Октябрь, не заглушив в Асланбеке поэта, сделал его бойцом, Киров — трибуном революции, вожаком бедноты.
Избранный на пятигорский съезд, Асланбек Шерипов очутился в ловушке. Старшины и муллы угрожали ему казнью. Более хитрые устрашали тем, что он найдет себе могилу в казачьих окопах, а если и пересечет их, то его в Пятигорске зарежут или пристрелят. Наконец, Шерипова стерегли, как пленника.
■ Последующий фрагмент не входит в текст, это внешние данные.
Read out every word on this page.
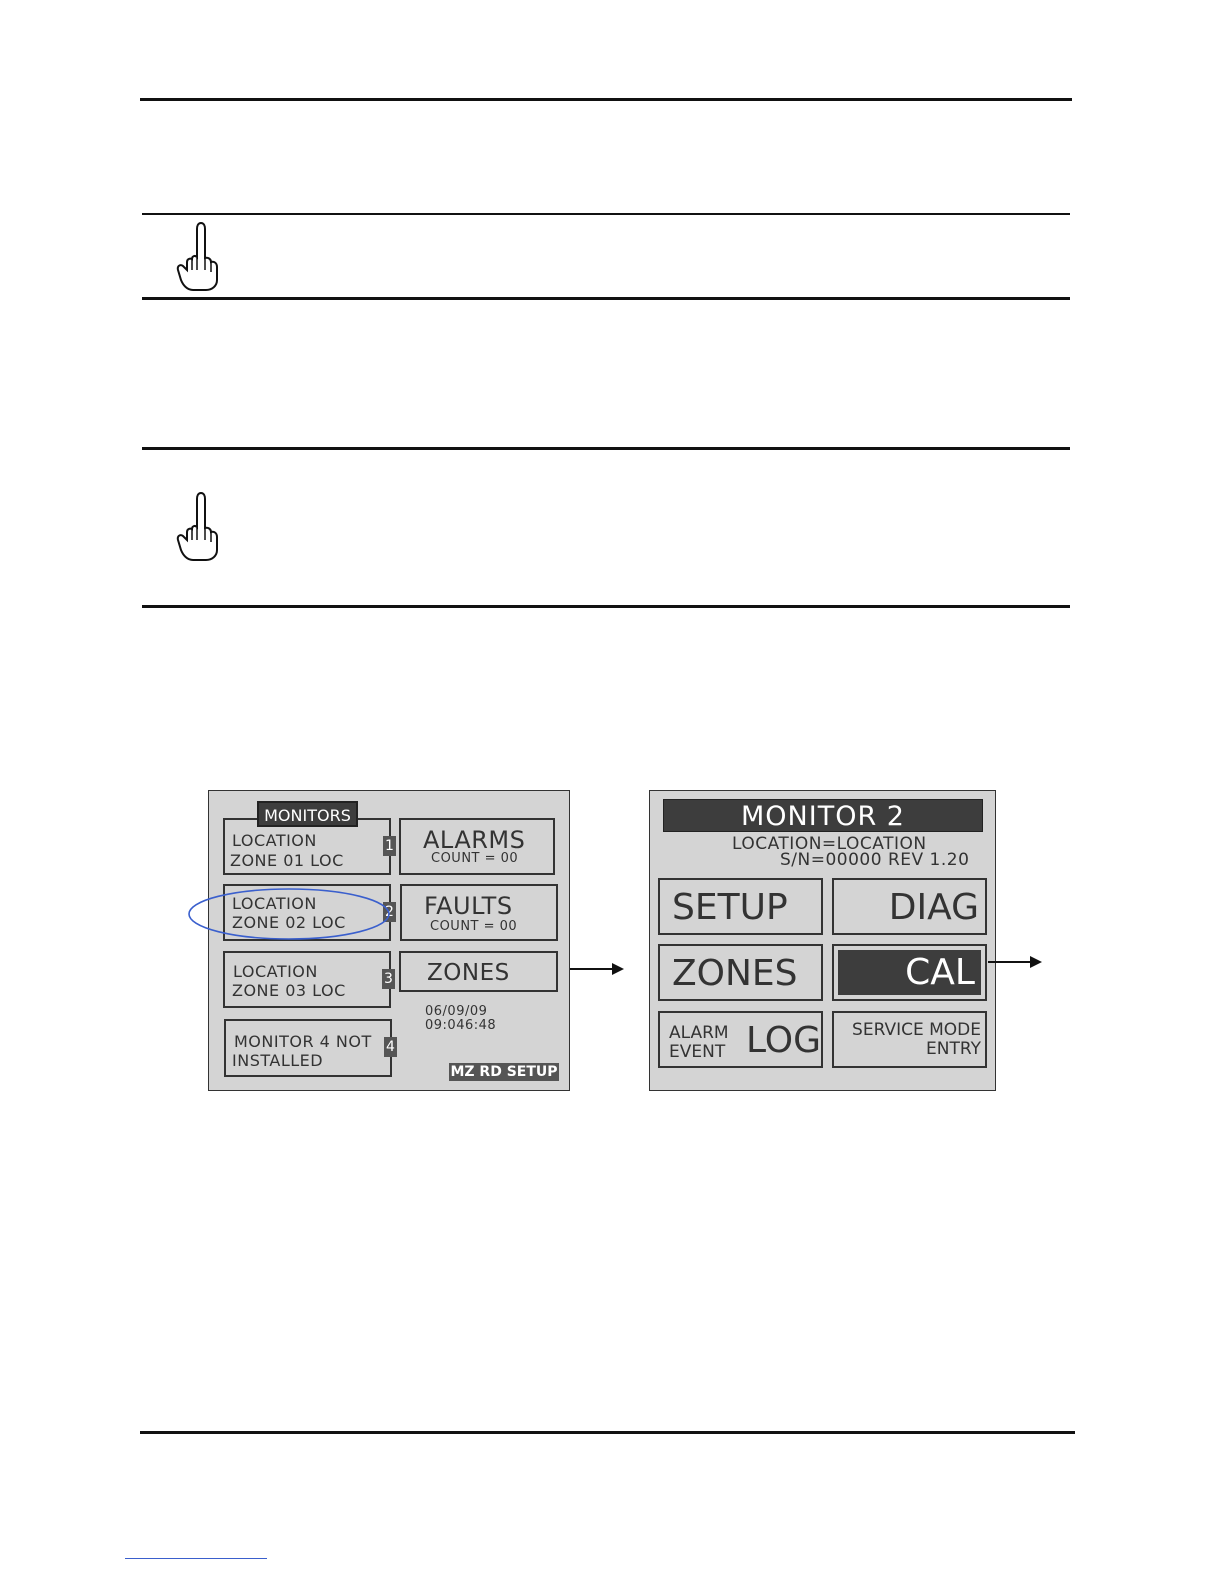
LOCATION
ZONE 01 LOC
1
MONITORS
LOCATION
ZONE 02 LOC
2
LOCATION
ZONE 03 LOC
3
MONITOR 4 NOT
INSTALLED
4
ALARMS
COUNT = 00
FAULTS
COUNT = 00
ZONES
06/09/09
09:046:48
MZ RD SETUP
MONITOR 2
LOCATION=LOCATION
S/N=00000 REV 1.20
SETUP	DIAG
ZONES	CAL
ALARM
EVENT LOG SERVICE MODE
ENTRY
Он тайно от своих и чужих, безоружный, метнулся в Беслан, доверившись коню.
Они не опоздали, пятнадцать делегатов Ингушетии и единственный делегат Чечни, беспартийный, которого друзья и враги считали большевиком. Стройные, суровые, степенно вошли они в пятигорский Народный дом, в зал заседаний, и съезд поднялся, стоя рукоплескал им. Приветствовал их Киров.
Торжественная встреча не помешала казачьим верховодам бросить Шерипову ложное обвинение. Накануне пустили слух, будто чеченцы, хлынув с гор, грабят, губят станицы на Сунже. Шерипов опроверг измышления. От него потребовали доказательств. Он предложил себя казакам в заложники, и ему поверили, не могли не поверить. Встревоженность честных сунжеских делегатов-казаков унялась.
Тогда снова подняли голос торопыги, они не могли понять «медлительности» Буачидзе и Кирова. Оба по-прежнему старались привлечь на сторону большевиков всех колеблющихся, непонятливых, обманутых. И в конце концов достигли цели.
17 марта 1918 года съезд провозгласил советскую власть. Терская область на правах автономной республики вошла неотъемлемой частью в РСФСР.
Съезд переехал во Владикавказ, где от сбежавшего терско-дагестанского правительства остались только офицерские банды, которые удалось разогнать, да несколько перепуганных чиновников-старикашек. Чиновники эти, бывшие генералы, почувствовали себя на седьмом небе, убедившись, что их никто не собирается расстреливать и что на прощание большевики выплатили им месячное жалованье.
Едва съезд, разместившись на окраине, в кадетском корпусе, приступил к делу, как с улицы послышались крики. Там, у панели, в арбах-двуколках лежали обезображенные трупы осетин. Рыдая, стеная, сбегались жительницы окрестных кварталов. Сбегались мужчины с винтовками наперевес и выхваченными из ножен кинжалами, готовые изничтожить первого попавшегося
на глаза ингуша.Оказалось, близ Владикавказа, между селениями Ольгинским и Базоркином, между осетинами и ингушами идет бой. Обе стороны беспощадно убивают мужчин, уволакивают в плен детей и женщин.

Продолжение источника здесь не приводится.